“We may take Fancy for a companion, but must follow Reason as our guide,” said
Samuel Johnson. I read this at the front of an introductory logic book I bought over my last Christmas break. I Googled the quote and found the rest of it on a website of Samuel Johnson sound bites. According to the site, Johnson wrote it in a letter to his stalker-biographer James Boswell.
I base my moral code on reason. That’s how my mind operates. I want to act in a way I can justify with a little more resolve than the tepid assertion an action “felt right.” To put it bluntly, I think the “right” thing to do is the logical thing to do. A deeper moral code underlies this, firmly based in compassion: reduce the suffering of others.
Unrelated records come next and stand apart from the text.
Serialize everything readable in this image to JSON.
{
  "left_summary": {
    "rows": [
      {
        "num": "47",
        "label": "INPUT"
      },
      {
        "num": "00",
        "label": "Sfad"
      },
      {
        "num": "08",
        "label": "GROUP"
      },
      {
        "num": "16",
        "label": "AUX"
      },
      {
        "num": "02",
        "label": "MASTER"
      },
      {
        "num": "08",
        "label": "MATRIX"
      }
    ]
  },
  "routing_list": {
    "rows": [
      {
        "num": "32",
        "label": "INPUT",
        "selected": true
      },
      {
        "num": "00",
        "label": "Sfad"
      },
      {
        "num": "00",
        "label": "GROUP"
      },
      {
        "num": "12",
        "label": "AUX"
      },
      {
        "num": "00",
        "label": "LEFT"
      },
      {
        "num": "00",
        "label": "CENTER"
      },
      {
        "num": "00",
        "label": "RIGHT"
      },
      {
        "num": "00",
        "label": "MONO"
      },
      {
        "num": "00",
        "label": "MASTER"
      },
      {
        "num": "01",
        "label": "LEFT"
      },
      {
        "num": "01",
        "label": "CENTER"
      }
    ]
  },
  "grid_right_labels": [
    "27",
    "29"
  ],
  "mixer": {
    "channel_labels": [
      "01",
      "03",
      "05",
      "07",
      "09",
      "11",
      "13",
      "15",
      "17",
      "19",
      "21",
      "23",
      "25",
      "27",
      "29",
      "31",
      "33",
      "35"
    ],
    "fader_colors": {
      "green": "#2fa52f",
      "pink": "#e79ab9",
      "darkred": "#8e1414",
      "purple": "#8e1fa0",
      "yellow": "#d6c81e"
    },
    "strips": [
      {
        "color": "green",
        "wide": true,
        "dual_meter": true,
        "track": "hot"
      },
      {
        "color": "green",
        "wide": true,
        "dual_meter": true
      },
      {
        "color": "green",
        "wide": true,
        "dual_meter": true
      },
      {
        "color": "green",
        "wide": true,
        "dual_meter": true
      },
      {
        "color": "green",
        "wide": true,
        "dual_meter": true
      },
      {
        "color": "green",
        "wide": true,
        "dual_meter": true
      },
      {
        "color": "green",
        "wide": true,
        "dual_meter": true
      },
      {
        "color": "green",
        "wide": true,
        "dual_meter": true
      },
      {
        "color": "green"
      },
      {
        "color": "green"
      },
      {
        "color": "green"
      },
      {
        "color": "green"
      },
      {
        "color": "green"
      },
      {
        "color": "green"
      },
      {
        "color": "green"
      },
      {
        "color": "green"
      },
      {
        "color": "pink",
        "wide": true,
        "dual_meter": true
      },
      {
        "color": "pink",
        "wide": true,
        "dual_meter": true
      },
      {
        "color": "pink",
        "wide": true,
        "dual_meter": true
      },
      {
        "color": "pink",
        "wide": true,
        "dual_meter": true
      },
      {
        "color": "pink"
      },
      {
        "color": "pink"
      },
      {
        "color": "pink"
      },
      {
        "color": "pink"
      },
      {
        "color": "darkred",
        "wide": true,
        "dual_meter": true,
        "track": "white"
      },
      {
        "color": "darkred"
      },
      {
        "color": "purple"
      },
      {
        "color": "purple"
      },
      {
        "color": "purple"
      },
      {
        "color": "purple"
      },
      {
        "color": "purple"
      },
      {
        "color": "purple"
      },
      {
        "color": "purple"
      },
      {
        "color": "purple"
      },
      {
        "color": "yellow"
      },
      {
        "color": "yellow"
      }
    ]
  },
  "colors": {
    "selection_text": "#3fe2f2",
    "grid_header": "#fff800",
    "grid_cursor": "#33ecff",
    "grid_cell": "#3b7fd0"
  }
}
Moreover, I adhere to the “spirit” of the law, rather than the law itself.
An example illustrates this. I choose not to kill. Most people consider this reasonable: killing creates suffering, eliminates chances for agents to act according their will, and determines their entire future without clear consent. It also prevents future joys for them. But should one never kill? Zen master John Daido Roshi has an example to test the spirit of this precept. If a deer is suffering on the side of the road and I have the power to “put it out of its misery,” I will. I want to reduce its suffering, and if I flee the scene, most likely I’m just being squeamish, not trying to preserve its life. Although I’m killing the deer, I’m fulfilling the original point of the precept: reduce suffering. The same is true of lying. I’d never tell the complete truth if I knew it could endanger many lives. My intention remains the same: despite fear or desires, I want to maximize compassion.
Many would term this “compassion ethics,” a generic form of Buddhist ethics. Agents under this system long to reduce suffering in the world. I use logic to apply this general sentiment to my actions. Thus, since anger is rarely logical, I avoid anger. Same for excessive sadness or passion. All these lead to suffering,so I reduce them. Reason is my guide.